Adventures in Marketing: Week 75 (The Peacock’s Feathers)

Gave away one “Cheesesteak.”
“Are you Bob Levin?”
The young woman had black hair, wore black, was attractive and almond complected. Indian? I though. But her accent was not that and she pronounced my name with a familiarity that exceeded the degree of its likely recognition in Delhi or Bombay.
This familiarity, it turned out, was because my surname was hers – and her accent was French, in fact Parisian. She was part of a 14-person troupe performing a play by Camus at Zellerbach this weekend as part of a cross-country tour.
We discussed pronunciations. (There are no LE-vins in France, I learned, just LEV-ins.)
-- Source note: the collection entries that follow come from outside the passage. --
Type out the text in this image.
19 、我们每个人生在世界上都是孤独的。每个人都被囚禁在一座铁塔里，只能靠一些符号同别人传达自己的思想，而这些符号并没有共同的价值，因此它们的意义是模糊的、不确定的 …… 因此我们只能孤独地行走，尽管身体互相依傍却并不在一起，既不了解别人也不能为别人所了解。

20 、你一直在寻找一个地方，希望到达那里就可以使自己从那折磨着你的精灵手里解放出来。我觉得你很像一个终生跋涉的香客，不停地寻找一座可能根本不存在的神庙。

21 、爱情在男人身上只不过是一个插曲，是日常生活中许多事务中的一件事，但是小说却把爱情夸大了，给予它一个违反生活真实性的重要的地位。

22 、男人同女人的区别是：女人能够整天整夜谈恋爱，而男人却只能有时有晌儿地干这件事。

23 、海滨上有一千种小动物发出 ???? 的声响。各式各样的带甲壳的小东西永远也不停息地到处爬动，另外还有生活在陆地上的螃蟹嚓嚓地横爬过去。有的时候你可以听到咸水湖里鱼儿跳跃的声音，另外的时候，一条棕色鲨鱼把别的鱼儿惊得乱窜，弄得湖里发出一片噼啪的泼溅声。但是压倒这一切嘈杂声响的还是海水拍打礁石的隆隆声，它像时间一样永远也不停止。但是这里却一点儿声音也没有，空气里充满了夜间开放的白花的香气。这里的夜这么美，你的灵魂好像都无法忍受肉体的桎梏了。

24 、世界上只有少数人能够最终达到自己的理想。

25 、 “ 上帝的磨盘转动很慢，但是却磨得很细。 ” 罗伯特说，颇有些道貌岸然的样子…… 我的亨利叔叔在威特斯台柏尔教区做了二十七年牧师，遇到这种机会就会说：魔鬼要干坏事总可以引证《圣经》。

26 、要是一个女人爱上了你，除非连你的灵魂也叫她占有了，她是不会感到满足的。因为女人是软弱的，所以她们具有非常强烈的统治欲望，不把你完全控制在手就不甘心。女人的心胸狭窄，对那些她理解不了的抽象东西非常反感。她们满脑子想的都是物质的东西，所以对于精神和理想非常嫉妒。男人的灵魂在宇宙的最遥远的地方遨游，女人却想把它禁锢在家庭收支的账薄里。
She learned I had been to France (“Once. Before you were born) and I that she had been to the states (“Once. With my parents.”) The troupe had visited Sausalito and San Francisco, at whose homelessness and drugs she shook her head and touched her heart. (“We have drugs, but mostly the a-sheesh, not…”) Their next stop was Telegraph Avenue, for which I did not offer much hope. (“Good used book store,” I said.) At this point the Rwandan panhandler who made my cafes part of his morning rounds arrived. When I introduced them, they conversed in French. (“Un bon American,” he called me. “A good American,” she translated, though my three years with Madam Malecot could have handled that.)
“You know Camus?” she asked me.
“Of course.”
“‘La Pestilance?”’
“‘The Plague?’ Yes.”
“You should come to our show.”
“Can you get us in for free?”
She had not expected that question. “I’ll try.”
So I gave her my book for the promise.
I mean A FRENCH ACTRESS.
Isn’t that what this writing thing is all about?